時おり、悲鳴や怒号にも似た声が聞こえてくるが、全ては暴風によって吹き飛ばされていく。
周りの様子が気になるが、今は1歩でも前へ。
明るい未来に向かって邁進しなくてはならないのだ。
「駅が……見えた!」
ようやく駅前にやってきたのだが、ここでは広大なロータリーを迂回しなくてはならない。

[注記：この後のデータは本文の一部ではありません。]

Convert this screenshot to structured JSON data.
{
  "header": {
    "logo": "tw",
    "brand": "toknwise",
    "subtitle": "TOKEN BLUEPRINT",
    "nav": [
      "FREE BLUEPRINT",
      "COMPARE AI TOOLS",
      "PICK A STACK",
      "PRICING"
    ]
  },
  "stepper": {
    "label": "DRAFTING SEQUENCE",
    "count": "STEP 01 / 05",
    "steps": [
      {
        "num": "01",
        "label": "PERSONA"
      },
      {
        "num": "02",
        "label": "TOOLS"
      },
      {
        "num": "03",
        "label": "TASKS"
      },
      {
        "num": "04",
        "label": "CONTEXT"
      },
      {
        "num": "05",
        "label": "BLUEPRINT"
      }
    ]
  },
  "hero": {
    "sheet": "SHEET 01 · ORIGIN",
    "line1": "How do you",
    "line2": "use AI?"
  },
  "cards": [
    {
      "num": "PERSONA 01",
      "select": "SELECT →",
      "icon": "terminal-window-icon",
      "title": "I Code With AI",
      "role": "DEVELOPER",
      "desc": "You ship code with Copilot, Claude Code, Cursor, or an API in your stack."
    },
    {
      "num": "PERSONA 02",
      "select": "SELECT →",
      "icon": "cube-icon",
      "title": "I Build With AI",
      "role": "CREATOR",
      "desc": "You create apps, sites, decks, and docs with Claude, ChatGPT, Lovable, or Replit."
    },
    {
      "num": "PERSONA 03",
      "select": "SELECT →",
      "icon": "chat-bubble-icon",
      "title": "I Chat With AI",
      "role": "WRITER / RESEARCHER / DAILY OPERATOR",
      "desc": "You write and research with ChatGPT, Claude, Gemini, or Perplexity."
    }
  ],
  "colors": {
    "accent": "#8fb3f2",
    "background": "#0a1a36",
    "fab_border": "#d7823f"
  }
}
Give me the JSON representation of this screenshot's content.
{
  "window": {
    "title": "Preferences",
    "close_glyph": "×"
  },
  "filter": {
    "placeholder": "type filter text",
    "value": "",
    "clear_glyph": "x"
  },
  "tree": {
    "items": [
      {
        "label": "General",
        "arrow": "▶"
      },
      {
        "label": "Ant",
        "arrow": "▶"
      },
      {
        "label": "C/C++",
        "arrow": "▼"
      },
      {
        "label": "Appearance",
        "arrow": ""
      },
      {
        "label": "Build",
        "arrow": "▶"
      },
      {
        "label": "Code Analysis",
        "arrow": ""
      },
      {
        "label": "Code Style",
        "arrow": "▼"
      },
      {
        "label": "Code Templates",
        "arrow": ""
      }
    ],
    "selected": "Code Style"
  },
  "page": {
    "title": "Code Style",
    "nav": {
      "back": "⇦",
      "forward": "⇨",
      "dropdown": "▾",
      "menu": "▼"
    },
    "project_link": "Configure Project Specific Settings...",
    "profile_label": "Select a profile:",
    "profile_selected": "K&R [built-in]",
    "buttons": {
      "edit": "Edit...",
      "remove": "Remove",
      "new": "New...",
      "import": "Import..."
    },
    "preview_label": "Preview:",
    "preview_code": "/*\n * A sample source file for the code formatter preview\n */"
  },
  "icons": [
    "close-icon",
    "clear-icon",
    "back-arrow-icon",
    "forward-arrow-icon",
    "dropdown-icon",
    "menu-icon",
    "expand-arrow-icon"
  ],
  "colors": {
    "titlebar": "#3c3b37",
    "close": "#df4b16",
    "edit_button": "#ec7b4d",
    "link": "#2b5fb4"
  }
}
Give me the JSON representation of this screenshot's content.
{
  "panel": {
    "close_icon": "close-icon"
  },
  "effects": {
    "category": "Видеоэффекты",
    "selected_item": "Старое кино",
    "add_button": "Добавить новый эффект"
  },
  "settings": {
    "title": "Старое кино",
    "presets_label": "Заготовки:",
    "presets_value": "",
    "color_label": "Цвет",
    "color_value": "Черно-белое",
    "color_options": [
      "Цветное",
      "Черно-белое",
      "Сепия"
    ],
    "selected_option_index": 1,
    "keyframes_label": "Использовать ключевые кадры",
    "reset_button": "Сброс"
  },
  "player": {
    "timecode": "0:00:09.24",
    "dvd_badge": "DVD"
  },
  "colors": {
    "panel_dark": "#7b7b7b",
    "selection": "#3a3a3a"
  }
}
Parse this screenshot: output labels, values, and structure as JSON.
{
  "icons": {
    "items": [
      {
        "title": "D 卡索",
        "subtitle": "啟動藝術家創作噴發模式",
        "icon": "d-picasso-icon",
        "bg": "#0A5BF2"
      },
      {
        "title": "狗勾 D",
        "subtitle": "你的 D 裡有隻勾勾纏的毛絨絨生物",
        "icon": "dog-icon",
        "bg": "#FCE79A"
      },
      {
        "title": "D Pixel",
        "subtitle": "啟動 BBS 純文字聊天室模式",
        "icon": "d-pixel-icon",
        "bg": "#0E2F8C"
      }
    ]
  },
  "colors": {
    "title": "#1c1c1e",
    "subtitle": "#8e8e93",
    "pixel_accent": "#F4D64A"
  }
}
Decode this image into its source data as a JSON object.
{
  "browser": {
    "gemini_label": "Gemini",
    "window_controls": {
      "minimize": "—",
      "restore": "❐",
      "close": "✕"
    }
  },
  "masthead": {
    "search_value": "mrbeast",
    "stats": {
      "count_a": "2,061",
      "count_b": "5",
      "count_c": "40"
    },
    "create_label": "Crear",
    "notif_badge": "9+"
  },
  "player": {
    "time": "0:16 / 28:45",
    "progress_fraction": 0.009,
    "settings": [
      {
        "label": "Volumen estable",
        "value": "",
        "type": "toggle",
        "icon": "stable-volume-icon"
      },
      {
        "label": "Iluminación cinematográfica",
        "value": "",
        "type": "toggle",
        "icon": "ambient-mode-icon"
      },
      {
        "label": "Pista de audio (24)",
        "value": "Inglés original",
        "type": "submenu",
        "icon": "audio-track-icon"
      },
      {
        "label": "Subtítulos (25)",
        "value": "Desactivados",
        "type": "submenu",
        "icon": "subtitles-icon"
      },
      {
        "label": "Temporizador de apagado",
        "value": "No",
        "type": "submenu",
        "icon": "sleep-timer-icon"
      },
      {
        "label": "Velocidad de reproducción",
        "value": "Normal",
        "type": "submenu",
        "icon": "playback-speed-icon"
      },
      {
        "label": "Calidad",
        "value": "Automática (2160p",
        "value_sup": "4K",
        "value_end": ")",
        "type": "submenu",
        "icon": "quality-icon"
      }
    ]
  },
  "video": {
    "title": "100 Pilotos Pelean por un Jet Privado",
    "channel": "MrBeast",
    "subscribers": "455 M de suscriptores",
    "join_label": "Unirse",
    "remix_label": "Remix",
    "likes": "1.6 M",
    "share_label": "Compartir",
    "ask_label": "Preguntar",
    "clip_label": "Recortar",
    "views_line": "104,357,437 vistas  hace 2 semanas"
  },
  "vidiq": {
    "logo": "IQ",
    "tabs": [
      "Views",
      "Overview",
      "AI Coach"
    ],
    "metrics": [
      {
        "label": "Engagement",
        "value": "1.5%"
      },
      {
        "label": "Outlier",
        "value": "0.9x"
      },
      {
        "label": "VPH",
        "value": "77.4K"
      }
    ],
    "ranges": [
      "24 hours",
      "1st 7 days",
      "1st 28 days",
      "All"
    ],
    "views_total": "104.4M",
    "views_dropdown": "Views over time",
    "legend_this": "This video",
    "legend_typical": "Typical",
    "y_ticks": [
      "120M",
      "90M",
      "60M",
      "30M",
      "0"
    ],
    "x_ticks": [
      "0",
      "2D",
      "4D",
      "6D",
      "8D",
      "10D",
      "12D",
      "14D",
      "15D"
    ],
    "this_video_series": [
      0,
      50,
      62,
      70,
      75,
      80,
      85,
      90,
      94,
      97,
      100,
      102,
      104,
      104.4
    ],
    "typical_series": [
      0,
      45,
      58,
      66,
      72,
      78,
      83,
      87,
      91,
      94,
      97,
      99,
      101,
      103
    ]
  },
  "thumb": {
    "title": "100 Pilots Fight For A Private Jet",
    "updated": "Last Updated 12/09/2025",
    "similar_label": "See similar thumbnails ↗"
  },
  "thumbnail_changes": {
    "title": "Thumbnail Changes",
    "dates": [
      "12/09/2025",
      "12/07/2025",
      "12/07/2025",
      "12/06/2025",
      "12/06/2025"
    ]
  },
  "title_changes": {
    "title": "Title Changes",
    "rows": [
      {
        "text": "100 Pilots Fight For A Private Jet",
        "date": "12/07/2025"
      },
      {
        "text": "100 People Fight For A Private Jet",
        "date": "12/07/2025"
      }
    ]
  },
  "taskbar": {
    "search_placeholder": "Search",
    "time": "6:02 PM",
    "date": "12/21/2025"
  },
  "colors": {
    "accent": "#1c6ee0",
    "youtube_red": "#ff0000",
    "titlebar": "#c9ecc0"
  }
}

このまま突っ切ろうかとも思ったが、その判断は危険に過ぎた。
というのも、風に煽られたバスが横転して転げ回り、陸にあがったドジョウの如く暴れているからだ。
時間は惜しいが、遠回りせざるを得なかった。
「これ、電車に間に合うのか……」
焦れる心を必死に宥めつつ、一歩、また一歩と進んでいく。
風は尚も強くなる。
もはや前進する事すら危惧されだした、まさにその時だ。
「わああぁーー!」
一人の中年男性が、凄まじい勢いで目の前を通りすぎ、空の彼方へと飛ばされていった。
その人物の顔を一瞬だけ見たのだが、見覚えがあるものだった。
僕はビジネスバッグをしっかりと手に握り、身を起こして立ち上がった。
すると、瞬時に風に拐われ、大空へ向かって打ち上げられた。
視界に先ほどの中年男性を捉え、風を制御しながら側に寄っていく。